Olenya is home to Russia’s spy submarines operated by GUGI, the Main Directorate of Deep-Sea Research under the Armed Forces.
With deep-diving nuclear-powered subs, the missions are often top secret. One of the subs sailing for GUGI from Olenya was the ill-fated Losharik. Conducting seafloor work in the Motovsky fjord in 2019, the submarine caught fire and the entire crew of 14 officers were killed.
Olenya is also homeport for the “Yantar” a modern special survey surface ship used by GUGI to map gas pipelines in the North Sea and Trans-Atlantic internet cables. The ship carries a deep-diving submarine, drones and sonar systems.
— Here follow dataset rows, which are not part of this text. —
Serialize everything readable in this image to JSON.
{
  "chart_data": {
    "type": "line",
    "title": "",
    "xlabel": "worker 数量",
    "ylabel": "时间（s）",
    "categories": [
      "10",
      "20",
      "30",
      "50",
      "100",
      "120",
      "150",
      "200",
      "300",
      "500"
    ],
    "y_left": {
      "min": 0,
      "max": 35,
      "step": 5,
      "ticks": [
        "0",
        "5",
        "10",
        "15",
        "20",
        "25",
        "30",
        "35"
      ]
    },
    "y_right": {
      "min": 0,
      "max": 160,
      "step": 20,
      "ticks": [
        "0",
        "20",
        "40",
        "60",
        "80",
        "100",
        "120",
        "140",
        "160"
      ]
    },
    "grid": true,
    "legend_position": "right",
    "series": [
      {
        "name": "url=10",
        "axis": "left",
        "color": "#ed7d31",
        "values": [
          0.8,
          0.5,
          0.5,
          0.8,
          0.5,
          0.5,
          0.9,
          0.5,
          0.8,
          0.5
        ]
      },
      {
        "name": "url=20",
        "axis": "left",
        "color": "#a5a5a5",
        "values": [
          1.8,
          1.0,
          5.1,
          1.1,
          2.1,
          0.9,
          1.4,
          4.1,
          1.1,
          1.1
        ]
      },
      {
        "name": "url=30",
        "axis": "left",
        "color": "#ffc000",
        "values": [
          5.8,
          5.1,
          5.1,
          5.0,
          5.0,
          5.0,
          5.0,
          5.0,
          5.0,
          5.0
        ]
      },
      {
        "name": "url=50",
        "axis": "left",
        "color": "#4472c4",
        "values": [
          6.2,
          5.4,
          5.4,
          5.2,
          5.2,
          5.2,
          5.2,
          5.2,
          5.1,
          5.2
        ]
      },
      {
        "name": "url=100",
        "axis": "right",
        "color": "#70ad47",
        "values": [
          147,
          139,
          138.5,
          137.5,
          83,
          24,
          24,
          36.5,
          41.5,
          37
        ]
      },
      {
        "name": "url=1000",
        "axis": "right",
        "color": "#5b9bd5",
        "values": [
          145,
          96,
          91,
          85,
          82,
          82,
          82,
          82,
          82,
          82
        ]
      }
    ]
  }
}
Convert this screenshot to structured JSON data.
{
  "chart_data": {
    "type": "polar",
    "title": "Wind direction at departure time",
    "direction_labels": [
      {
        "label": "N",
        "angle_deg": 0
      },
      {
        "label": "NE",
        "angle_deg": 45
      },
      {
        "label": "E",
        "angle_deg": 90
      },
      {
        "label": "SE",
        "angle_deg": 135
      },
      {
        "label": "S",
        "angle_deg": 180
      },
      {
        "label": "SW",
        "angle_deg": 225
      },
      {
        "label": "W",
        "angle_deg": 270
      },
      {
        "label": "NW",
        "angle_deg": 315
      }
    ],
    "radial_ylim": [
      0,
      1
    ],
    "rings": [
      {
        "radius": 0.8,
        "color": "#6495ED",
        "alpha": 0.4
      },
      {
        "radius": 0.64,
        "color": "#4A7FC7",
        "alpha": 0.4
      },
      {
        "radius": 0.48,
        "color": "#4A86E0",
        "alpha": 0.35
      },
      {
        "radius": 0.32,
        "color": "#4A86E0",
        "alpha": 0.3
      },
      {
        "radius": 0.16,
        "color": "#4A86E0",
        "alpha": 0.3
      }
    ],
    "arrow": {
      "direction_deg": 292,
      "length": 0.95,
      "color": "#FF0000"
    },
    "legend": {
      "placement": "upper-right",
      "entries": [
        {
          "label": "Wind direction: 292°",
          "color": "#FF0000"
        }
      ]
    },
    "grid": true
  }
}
Often when sailing, the “Yantar” turns off its AIS tracking system, making it difficult to monitor movements and whereabouts.
In a previous article, the Barents Observer detailed how Russian spy ships have increased activities around global data cables with assets from the Olenya Base on the Kola Peninsula.
Pushing fear
Attempting to create an atmosphere of fear, the Kremlin regularly hints to the West about the vulnerability of seafloor infrastructure.
On Wednesday this week, Russia’s Deputy head of the Security Council, Dmitry Medvedev, wrote on Telegram that there are no longer any moral restrictions left “to prevent us from destroying cables of communications of our enemies, laid along the seafloor.”
Medvedev has over the last years become a key hardline propaganda voice for the Kremlin, says Eskil Grendahl Sivertsen, a Norwegian expert on Russia’s cognitive warfare and influence operations.
Being a close ally of Vladimir Putin, Medvedev’s threats to attack subsea data cables triggered headlines in Europe and North America.
“From his current position, Medvedev frequently employs aggressive anti-Ukrainian and anti-Western rhetoric in support of Russia’s brutal and illegal war against Ukraine,” Sivertsen says to the Barents Observer.
“It is not surprising that his often threatening statements attract media attention in the West, which again is amplified on social media. As such, he plays a role in Russia’s propaganda machinery aimed at intimidating, confusing and inducing fear in Western audiences.”
Eskil Grendahl Sivertsen works with the Norwegian Defense Research Establishment (FFI).